Smoke rises over Syrian town of Kobani after an airstrike, as seen from the Mursitpinar border crossing on the Turkish-Syrian border in the southeastern town of Suruc in Sanliurfa province, Oct. 18, 2014. REUTERS/Kai Pfaffenbach

Unconfirmed reports are circulating on social media Islamic State militants carried out a chemical attack in battling Kurdish forces in Kobani. Several journalists reporting from the ground Tuesday night -- and at least one Kurdish official -- said they were aware of such reports, but doctors lack necessary equipment to diagnose the cause of Kurdish victims' complaints. The patients said they had difficulty breathing, and many had burns on their skin, teary eyes and swollen lips. Syria (as well as Iraq) is thought to possess chemical weapons, and U.S. and coalition forces have feared such weapons might fall into ISIS' hands.

"It could have been a silent missile or a missile placed in the neighborhood beforehand,” co-chair of the Democratic Union Party (PYD) Asya Abdullah told the Kurdish Question. “Many people have lost consciousness and are struggling to breathe and see. We are investigating the situation but do not have the necessary technical equipment or expertise."

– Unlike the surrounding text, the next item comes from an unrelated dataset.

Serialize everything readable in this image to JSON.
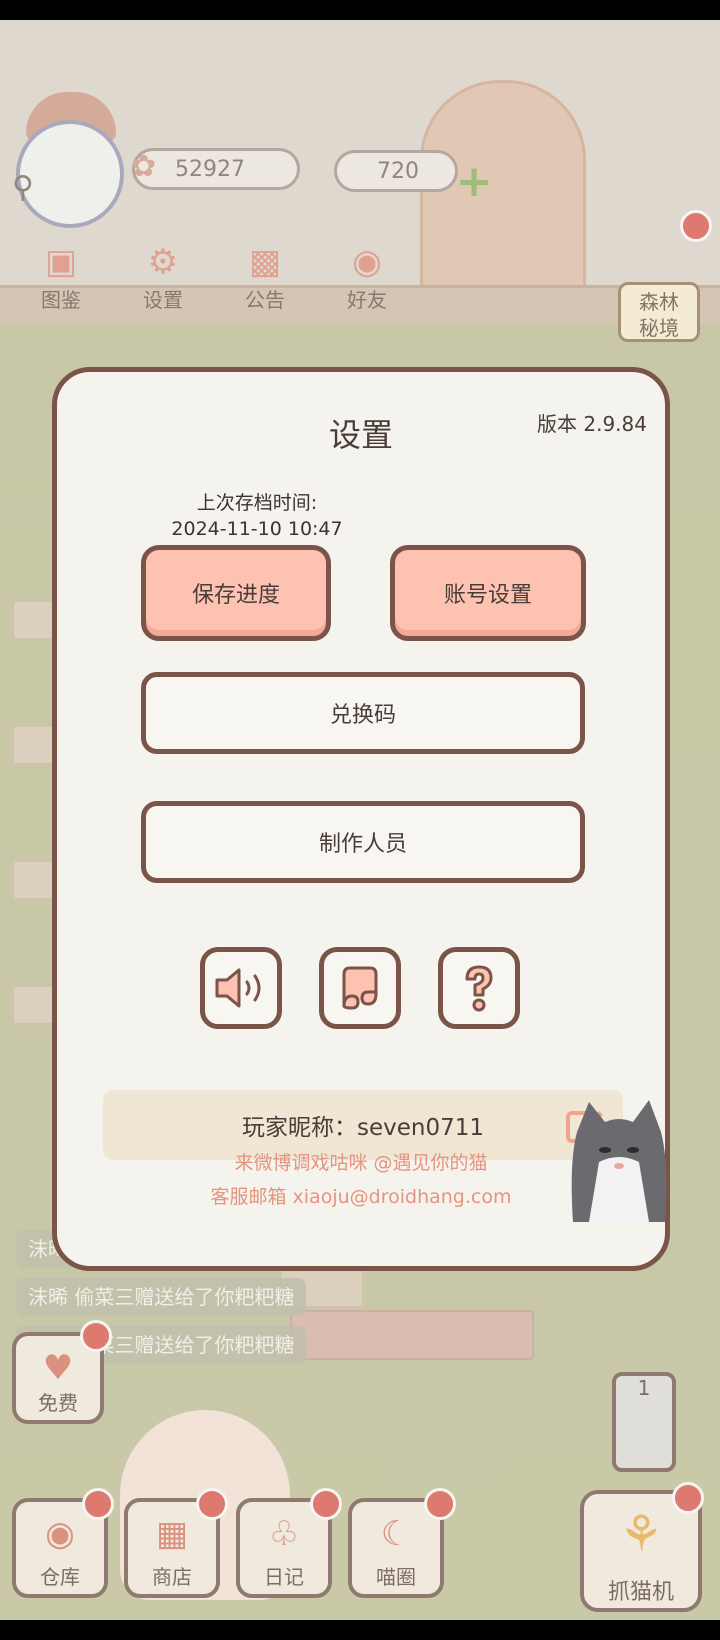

Journalists reporting from the Kobani area near the Turkish border reportedly spoke to doctors on the scene who confirmed the PYD’s description of victims. Al Aan TV reporter Jenan Moussa posted on Twitter a doctor said victims "on their way to clinic speak of following symptoms: teary eyes, suffocation and skin burns.” Victims also had “swollen lips,” Moussa added.

Kurdish affairs analyst Mutlu Civiroglu spoke to one of four remaining doctors inside Kobani, who told him all victims were civilians.

“Several patients came to health center at 11:10 p.m. with burn in the throat, as well as complaining about headache, though their situation is not very severe," Ahmed reportedly told Civiroglu. "We are not sure what the cause is yet, but we are planning to send affected patients to Suruc [neighboring city in the Turkish side of the border] in the morning for further examination.”

Reports of a similar chemical attack surfaced last week in Kobani when several Kurdish fighters’ bodies appeared to show signs of blistering.

Burns and white spots on the bodies of the dead indicated the use of chemicals, which led to death without any visible wounds or external bleeding,” Kurdish Health Minister Nisan Ahmed told the journal Middle East Review of International Affairs.

There have been rumors ISIS militants have obtained chemical weapons. Given that Kobani is on the Syrian border with Turkey, the weapons could have come from an undisclosed Syrian stockpile that used to belong to the Damascus regime.

After the Bashar Assad regime carried out a chemical attack that killed nearly 1,000 people last year, it was forced to dismantle and surrender stockpiles. A year after the attack though, the U.S. State Department said a “number of critical issues remain unresolved” about Syria's chemical weapons program.

The substance allegedly being used in Kobani has yet to be confirmed. However, there have been several chlorine attacks in Syria since Assad was supposed to have surrendered his weapons cache. Chlorine is not banned under the Chemical Weapons Convention but when used in large concentrations, it can be weaponized. Symptoms of chlorine attacks include teary eyes, a burning sensation in the throat, the sensation of suffocation and a headache.

ISIS has been battling Kurdish fighters in Kobani for more than a month, trying to consolidate territory from their de-facto headquarters in Raqqa to the Turkish border. Despite an increase in U.S-led coalition airstrikes and aid drops aimed at pushing insurgents back and helping Kurdish fighters, the battle for Kobani continued Tuesday night.